3.4.4. Scopi e risultati delle ricerche psicofisiologiche

Lo scopo di mettere in relazione la psicologia e la fisiologia del sonno è stato perseguito valutando le caratteristiche fisiologiche sia sull'insieme della notte in rapporto con il racconto del sogno al mattino, sia nel periodo immediatamente precedente il risveglio provocato ad hoc in rapporto al resoconto del sogno fornito subito dopo.

Molti studi negli anni '60 e '70 utilizzarono categorizzazioni fisiologiche globali (per esempio, REM e NREM) o singoli indici fisiologici, valutati sull'insieme dell'episodio di sonno, per correlarli con aspetti del racconto dell'attività mentale ottenuto al risveglio del mattino.

Secondo alcuni autori, sarebbero i fenomeni neurovegetativi quali l'alterazione del ritmo cardiaco e respiratorio a permettere la possibilità di ricordare, al mattino, l'esperienza mentale del sonno (Snyder et al., 1964) e il vissuto emotivo che l'accompagna (Snyder et al., 1964; Fisher, 1965; Karacan et al., 1966).

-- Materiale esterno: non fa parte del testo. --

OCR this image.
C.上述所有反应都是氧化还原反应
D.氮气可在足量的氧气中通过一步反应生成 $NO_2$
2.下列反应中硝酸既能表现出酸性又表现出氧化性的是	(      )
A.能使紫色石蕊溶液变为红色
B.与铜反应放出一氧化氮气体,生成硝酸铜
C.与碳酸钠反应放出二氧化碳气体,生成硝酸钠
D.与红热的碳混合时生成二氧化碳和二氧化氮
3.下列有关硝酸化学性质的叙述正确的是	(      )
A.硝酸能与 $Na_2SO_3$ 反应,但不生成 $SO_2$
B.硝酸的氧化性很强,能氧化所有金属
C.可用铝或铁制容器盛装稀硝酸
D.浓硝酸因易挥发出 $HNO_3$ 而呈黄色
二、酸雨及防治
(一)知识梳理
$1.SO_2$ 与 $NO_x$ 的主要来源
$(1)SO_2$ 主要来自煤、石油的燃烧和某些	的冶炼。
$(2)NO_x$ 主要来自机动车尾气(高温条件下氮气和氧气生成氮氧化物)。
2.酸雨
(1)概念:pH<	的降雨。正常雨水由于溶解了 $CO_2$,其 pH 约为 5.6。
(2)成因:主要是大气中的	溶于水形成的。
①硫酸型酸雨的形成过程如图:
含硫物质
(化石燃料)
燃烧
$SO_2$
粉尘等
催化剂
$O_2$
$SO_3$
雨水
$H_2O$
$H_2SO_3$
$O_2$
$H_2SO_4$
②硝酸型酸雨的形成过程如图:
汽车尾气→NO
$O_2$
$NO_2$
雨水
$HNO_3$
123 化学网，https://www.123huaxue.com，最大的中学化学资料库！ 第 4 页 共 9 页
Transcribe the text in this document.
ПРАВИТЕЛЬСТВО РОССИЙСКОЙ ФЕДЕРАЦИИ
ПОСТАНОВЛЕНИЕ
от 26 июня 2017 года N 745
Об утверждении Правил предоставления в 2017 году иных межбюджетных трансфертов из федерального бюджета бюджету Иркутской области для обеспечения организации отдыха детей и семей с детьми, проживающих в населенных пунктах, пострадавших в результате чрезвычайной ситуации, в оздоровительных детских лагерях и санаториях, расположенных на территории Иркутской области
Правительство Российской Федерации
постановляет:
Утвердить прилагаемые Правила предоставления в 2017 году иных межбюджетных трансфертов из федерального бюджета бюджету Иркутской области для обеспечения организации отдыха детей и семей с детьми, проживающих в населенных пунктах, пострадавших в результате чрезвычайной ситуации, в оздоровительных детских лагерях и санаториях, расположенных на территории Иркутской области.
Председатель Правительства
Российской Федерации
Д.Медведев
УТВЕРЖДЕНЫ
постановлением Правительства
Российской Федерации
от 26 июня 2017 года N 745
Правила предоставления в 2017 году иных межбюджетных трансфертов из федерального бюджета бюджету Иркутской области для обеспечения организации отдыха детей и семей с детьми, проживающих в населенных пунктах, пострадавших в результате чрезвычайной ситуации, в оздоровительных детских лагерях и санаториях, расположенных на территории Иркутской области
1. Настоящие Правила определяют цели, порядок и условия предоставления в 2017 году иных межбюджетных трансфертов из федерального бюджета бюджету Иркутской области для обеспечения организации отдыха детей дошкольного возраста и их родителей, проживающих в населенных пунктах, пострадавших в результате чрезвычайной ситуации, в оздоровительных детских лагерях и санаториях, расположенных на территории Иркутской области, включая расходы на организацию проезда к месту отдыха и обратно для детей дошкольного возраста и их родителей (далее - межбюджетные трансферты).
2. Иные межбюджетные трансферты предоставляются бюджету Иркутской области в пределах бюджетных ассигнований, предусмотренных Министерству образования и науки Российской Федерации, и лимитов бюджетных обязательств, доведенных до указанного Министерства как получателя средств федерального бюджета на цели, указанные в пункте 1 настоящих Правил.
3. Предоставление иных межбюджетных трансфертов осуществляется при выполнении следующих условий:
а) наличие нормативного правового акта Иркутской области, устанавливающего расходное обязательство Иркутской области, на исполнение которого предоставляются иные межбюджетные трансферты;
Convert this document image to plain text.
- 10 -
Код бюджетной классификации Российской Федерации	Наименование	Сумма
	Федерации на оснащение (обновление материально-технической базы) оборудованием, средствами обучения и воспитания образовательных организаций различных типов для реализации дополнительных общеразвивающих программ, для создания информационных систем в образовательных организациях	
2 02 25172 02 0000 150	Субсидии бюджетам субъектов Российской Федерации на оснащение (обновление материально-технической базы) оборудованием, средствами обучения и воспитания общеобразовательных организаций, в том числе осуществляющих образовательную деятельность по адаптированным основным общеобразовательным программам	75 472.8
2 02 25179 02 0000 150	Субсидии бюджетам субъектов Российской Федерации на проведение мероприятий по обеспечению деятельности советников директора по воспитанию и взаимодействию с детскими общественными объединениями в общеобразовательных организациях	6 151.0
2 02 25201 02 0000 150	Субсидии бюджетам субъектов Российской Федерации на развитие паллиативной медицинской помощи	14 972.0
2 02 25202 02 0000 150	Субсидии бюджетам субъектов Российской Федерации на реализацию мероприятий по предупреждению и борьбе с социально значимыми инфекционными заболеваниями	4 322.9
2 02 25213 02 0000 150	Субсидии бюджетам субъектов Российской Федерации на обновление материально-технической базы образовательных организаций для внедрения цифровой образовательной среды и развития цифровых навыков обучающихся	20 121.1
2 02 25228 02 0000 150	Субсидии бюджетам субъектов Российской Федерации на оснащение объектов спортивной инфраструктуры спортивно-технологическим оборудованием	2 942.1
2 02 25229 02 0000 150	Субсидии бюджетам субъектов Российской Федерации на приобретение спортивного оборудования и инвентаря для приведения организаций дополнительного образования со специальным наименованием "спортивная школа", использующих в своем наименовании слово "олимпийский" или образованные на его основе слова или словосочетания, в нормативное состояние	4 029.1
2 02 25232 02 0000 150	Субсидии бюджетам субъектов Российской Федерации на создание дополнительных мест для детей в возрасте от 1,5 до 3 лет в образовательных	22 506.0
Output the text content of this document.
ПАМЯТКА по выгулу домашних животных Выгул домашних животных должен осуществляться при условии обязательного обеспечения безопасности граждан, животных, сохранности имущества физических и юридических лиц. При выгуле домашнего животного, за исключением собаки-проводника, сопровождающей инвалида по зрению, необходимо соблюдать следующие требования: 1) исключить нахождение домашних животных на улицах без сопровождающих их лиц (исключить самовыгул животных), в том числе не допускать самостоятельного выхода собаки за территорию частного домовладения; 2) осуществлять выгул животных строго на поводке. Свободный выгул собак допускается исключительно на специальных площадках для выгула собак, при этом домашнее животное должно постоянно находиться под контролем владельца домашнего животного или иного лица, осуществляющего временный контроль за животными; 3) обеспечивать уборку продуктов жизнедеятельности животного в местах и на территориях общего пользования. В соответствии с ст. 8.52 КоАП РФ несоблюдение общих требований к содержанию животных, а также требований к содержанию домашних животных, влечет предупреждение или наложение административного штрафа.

Con la tecnica del risveglio provocato, il ricordo del sogno è stato messo in relazione con le attività fisiologiche precedenti il risveglio, sia attività singole che patterns complessi quali quelli che definiscono gli stati di sonno.

La scoperta del sonno REM ha spinto inizialmente a ipotizzare che fosse proprio questo tipo di sonno, così particolare per aspetti fisiologici e neurovegetativi, a contenere delle attività fisiologiche decisive per la produzione del sogno (così come il sonno REM fu ritenuto determinante per il ruolo del sonno nei processi mnestici: vedi paragrafo 4.5.1).

Nel 1966, Fisher, sulla base della registrazione dell'erezione del pene, propose una relazione fra questa (che abitualmente avviene spontaneamente nel sonno REM) e il contenuto sessuale del racconto del sogno al risveglio.

I movimenti oculari rapidi (MOR) sono stati la variabile più sovente presa in considerazione. In particolare, è stata supposta una relazione con le immagini della scena onirica. Esistono noti resoconti aneddotici per i quali i movimenti oculari rapidi tradurrebbero l'«esplorazione» visiva dell'ambiente nel corso della scena sognata. Tra questi, l'esempio di movimenti oculari sul piano orizzontale che corrispondono in apparenza agli spostamenti di una palla da tennis nel racconto di un soggetto che descriveva una partita di tennis (Roffwarg et al., 1962). In un altro esperimento, citato da Bertini (2003), un soggetto svegliato dopo 15 minuti di inattività oculare seguita da ampi MOR con direzione de- stra-sinistra, ha raccontato di aver sognato un lungo periodo di guida con gli occhi fissi sulla strada e sulla macchina che lo precedeva, fino all'arrivo a un incrocio in cui si era reso conto del sopraggiungere di una macchina proveniente da sinistra.

E’ stata anche proposta la relazione del sogno con le caratteristiche dell'attività cerebrale osservata grazie alla registrazione elettroencefalografica. Goodenough e coli. (1959) hanno messo in evidenza un rapporto di proporzionalità fra la quantità di attività alfa dell'EEG (la cui banda di frequenza è compresa fra 8 e 12 Hertz) presente nel corso del sonno REM e il ricordo del sogno dopo risveglio provocato.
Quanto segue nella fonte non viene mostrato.